When Chris LeBeau stepped into the top IT position at Peoria, Ill.-based Advanced Technology Services (ATS) nearly two years ago, he formulated a clear objective for the IT division: putting the right technology tools and capabilities into the hands of the company's 3,000 employees to help them be more efficient and effective.
LeBeau, who joined ATS in early 2010 as director of shared services, acknowledges that delivering on such a broad vision takes a multipronged strategy that addresses specific needs. To meet that objective, he's drawing on his past experience and his expectations of the future capabilities of IT tools. Here, ATS's IT director shares his ideas on how to achieve success in IT.

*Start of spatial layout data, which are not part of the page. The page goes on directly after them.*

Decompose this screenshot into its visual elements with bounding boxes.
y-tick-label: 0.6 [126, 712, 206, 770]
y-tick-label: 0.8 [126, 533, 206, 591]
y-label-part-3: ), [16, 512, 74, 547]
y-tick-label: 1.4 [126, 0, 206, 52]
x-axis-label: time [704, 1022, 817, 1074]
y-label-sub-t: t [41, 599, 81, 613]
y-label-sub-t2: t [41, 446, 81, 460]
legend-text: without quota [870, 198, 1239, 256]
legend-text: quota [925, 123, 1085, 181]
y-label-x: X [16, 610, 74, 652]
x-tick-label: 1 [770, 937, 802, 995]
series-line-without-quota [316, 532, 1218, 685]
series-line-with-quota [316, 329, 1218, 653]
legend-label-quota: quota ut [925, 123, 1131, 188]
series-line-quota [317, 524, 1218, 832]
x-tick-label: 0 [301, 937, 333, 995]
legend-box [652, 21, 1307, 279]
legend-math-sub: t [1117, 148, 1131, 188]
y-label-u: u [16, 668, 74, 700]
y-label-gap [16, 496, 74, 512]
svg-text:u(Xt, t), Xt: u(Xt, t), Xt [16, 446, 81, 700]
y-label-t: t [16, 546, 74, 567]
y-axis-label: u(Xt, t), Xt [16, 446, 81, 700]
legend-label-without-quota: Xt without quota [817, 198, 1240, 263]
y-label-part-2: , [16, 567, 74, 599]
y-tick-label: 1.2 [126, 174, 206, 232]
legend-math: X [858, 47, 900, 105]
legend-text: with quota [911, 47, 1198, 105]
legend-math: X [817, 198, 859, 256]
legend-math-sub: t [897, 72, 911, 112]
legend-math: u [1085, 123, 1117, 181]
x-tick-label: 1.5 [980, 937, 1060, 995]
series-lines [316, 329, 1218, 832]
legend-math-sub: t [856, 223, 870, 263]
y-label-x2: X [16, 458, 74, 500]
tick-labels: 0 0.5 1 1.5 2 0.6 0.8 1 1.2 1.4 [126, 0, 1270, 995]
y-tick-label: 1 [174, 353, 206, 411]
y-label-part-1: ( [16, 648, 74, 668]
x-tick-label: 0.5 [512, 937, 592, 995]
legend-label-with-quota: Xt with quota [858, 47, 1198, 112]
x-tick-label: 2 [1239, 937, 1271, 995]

What's the biggest pain point in your IT operations right now? Like most companies, you buy systems and live with them for a long time. There are a couple of things we'd like to move away from. [For example,] we have an older work-order system that we use for key parts of the business. It's on a mainframe, and we want to move away from that system and move it into other systems we have that are more modern. It's a lot of business architecture work so we can migrate people and train them and shut those old tools down.
Systems were only meant to be used for so long, and the longer that goes on for any system, the more nervous you get. I don't think that's uncommon.
What's the next big project you plan to tackle? To improve, you have to continually look at what you're doing and ask if you're doing enough or if you can do more. My job is to listen to the folks who are supporting the customers and to help them. So [deploying] easier tools is one thing. You take what you have and make them simpler. But then you have to ask: What else can you bring in to improve? You hear about the Internet of Things -- things all communicating back to some central network to give you visibility. That's really where we're looking.
What would the Internet of Things mean for your IT department? It changes the network aspect: What are the networking considerations, like bandwidth and security? The data coming off these [networks] would be significant, so how would you process and store that? You need to think about categorizing, correlating, giving it context and meaning so it's not just data but information you can make decisions from.
How close are you to capitalizing on the Internet of Things? It's definitely in our five-year window. We're doing the initial work to understand the benefit, what the level of effort would be to implement and operate it, and how we will prove that benefit out.